Bir örnek: 1811’de Ali Paşa’nın Memlük ağalarını bir şölene davet etmesi ve sonra onları yok etmesi, eski Memlük yönetimini tasfiye edip Osmanlı/Türk askeri hâkimiyeti tesis etmesinin simgesidir. :contentReference[oaicite:12]{index=12}
Analiz ve değerlendirme
Veriler ışığında şu sonuçlara ulaşılabilir:
– Mısır’da doğrudan “Türk devleti” kavramı yalnızca “Türk halkı tarafından kurulmuş” biçimde tam karşılığı olmayabilir; ancak Türk kökenli askerî sınıf ve Osmanlı Türk yönetimi kapsamında Mısır’da Türk devlet ya da devlet benzeri yönetimler varlık göstermiştir.
– Memlük Sultanlığı, Kıpçak/Türk memlûklerin yönetimiyle Mısır’da egemenliği ele aldı (1250‑1517). Bu Türk askeri yapısı Mısır’da bir devlet biçimini aldı.
– Osmanlı Eyaleti dönemi, Mısır’ın Türk imparatorluğu sistemi içinde yer alması ve Türk yöneticilerin görev alması nedeniyle Türk devlet etkisini sürdürdü.
– Muhammad Ali Paşa döneminde ise Türk/Osmanlı askeri‑idari geleneği yerel bağlamda güçlendi ve modern Mısır’a giden köprü kuruldu.
– İnsan hikâyeleri (örneğin Kıpçak memlûk genç, Osmanlı paşası, Ali Paşa’nın Memlükleri tasfiyesi) bize bu sürecin yalnızca kurumlar değil, bireyler düzeyinde nasıl işlediğini gösteriyor.
Neden bu tarih önemli?
Bu konu, sadece geçmişin tozlu satırları değil; Mısır‑Türk kültür bağlarının temellerini, yönetişim geleneklerinin izlerini ve bugün hâlâ Mısır’da görülebilecek Osmanlı/memlûk mimarisiyle bağlantıyı anlatıyor. Türk devleti ya da Türk yönetimi izleri, taşlarla, saraylarla, yönetim kurumlarıyla günümüze uzanıyor.

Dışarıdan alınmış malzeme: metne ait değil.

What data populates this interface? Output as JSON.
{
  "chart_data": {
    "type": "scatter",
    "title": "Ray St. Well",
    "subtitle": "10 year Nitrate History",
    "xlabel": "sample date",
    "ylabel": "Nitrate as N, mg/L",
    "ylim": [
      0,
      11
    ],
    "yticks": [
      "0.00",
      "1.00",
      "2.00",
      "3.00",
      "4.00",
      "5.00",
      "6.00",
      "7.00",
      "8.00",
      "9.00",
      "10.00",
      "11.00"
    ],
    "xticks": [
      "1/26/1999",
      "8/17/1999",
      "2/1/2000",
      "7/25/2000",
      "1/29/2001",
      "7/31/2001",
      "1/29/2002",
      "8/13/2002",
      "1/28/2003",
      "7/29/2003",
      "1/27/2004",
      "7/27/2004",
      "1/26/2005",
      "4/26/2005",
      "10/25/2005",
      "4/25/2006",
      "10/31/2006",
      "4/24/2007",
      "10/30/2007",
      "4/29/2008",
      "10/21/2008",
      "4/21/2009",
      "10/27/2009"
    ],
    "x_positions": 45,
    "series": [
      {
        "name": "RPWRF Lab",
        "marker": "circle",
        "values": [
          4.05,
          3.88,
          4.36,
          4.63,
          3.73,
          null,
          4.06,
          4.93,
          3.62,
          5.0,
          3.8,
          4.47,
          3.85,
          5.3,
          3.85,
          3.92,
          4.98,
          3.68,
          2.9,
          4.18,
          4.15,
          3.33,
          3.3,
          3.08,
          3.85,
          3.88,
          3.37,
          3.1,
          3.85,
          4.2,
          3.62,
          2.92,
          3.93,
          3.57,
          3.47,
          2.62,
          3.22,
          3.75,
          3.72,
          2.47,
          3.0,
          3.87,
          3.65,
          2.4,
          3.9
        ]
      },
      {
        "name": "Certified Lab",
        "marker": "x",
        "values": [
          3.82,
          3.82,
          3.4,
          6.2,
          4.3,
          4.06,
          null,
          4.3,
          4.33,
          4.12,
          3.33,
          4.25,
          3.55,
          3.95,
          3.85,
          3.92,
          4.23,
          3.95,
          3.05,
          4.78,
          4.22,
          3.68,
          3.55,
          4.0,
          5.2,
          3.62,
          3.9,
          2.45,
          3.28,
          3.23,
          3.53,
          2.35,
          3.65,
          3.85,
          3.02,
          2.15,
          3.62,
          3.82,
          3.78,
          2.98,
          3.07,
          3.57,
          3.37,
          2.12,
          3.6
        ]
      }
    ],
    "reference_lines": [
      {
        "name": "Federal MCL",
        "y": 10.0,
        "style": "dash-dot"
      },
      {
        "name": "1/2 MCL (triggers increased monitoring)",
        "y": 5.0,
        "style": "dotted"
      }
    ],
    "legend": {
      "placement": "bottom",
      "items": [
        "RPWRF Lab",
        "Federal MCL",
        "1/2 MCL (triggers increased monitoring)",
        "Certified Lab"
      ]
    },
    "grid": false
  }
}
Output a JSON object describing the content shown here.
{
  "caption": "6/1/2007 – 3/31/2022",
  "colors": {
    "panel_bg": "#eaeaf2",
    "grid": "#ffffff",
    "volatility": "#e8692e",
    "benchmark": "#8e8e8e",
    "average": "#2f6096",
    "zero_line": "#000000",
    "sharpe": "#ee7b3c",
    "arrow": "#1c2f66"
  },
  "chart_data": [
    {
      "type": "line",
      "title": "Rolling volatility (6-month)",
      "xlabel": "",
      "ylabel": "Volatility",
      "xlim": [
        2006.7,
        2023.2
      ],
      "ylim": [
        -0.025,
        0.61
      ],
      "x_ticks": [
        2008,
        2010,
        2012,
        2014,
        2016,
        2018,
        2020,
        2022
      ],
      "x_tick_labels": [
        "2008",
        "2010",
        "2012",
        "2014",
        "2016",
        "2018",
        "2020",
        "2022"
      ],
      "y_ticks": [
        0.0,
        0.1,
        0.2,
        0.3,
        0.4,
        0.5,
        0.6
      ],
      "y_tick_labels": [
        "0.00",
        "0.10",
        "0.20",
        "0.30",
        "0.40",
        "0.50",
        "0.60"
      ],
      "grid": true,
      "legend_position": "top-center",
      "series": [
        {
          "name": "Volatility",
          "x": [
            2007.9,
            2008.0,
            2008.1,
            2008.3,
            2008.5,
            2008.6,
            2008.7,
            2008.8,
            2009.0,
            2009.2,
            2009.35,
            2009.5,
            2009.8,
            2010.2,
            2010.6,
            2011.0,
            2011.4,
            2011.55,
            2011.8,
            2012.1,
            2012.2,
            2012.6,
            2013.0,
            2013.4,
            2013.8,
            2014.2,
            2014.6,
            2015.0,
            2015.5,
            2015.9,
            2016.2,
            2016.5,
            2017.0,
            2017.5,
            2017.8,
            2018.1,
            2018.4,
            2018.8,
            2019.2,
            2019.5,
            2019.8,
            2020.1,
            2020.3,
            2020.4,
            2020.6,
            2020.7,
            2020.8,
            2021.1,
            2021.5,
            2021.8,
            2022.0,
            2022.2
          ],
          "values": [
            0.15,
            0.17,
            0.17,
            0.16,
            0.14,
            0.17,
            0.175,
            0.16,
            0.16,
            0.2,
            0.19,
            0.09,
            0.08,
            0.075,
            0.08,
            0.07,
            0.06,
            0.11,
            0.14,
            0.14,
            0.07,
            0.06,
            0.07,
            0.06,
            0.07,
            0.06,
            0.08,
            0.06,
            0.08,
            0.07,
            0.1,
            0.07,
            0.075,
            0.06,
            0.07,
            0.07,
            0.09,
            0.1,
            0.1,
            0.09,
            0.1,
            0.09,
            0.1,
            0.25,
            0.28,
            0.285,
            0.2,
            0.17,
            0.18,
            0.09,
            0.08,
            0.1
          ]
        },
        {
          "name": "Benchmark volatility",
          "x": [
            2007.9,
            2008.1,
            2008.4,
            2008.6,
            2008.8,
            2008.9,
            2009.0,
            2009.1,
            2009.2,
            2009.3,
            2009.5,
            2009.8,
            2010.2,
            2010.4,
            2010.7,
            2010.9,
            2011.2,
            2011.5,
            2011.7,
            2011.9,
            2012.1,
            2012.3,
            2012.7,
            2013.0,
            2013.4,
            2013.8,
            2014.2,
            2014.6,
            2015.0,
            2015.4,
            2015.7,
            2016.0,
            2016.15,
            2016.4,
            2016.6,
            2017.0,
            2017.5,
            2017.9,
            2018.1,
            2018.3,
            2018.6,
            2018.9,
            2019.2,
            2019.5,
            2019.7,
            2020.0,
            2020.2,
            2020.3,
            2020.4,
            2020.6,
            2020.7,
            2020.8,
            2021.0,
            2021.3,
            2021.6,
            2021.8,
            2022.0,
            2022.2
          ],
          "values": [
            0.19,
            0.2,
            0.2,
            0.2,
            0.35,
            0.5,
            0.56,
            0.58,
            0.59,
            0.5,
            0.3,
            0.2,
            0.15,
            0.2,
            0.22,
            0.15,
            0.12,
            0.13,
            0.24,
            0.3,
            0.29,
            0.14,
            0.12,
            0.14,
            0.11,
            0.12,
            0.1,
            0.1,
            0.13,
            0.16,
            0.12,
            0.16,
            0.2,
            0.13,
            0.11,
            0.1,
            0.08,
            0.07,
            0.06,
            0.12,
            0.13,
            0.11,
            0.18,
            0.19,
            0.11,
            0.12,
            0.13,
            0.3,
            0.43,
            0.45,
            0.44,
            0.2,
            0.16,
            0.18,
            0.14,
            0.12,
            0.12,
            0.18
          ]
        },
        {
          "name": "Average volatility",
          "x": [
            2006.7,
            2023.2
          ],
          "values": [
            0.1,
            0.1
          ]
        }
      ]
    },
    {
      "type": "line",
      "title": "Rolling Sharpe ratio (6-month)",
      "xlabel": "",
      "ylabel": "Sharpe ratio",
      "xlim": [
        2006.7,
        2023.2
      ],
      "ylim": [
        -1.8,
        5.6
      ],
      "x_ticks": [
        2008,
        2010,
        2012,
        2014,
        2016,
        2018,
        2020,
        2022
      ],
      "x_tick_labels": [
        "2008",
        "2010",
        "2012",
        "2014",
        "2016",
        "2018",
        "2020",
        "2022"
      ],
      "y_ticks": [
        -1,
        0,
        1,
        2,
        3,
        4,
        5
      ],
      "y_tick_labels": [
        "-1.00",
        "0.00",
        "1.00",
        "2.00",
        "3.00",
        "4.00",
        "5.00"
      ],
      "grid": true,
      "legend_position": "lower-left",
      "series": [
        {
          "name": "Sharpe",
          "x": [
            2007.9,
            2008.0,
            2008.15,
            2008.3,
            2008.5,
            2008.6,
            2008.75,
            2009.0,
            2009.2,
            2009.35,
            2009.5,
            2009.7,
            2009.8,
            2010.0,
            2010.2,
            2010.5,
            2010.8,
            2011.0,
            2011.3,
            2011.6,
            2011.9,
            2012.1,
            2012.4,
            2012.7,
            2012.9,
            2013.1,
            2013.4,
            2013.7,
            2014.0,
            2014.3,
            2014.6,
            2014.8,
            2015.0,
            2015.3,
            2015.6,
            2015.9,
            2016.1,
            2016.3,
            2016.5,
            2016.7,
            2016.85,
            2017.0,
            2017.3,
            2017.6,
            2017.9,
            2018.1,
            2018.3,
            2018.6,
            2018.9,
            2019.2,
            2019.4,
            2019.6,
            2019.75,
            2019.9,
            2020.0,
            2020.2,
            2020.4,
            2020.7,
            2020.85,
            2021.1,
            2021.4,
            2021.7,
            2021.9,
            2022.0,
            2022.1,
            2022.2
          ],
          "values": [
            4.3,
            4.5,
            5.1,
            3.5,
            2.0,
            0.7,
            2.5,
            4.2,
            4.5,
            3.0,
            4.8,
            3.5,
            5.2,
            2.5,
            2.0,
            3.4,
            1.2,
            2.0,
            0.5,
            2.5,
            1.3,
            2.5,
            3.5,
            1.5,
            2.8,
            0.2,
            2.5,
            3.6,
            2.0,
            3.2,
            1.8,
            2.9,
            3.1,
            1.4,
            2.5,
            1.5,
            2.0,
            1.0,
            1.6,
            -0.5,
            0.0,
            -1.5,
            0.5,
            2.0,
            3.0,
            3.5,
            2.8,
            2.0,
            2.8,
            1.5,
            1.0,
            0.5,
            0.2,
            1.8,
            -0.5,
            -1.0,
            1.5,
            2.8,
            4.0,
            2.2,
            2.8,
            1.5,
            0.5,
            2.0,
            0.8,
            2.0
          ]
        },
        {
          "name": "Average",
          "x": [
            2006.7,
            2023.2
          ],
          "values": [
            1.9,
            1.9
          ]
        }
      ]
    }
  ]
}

Mısır’da Türk askeri geleneğinin nasıl yerleştiğini görmek, hem Türk tarihine hem de Mısır tarihiyle ilgili köprüler kurmamıza yardım ediyor.
Sorularla sonlandırmak isterim:
Sizce Mısır’daki bu Türk etkisini günümüzde mimari, kültür ya da toplumsal hafıza açısından nasıl görebiliriz?
Tarihî bireylerin hikâyeleri üzerinden devleti anlamak sizce ne kadar anlamlı?
Mısır’da bir “Türk devleti” tanımı yaparken hangi ölçütleri kullanmak gerekir sizce?
Okuyucularınızın görüşlerini merakla bekliyorum.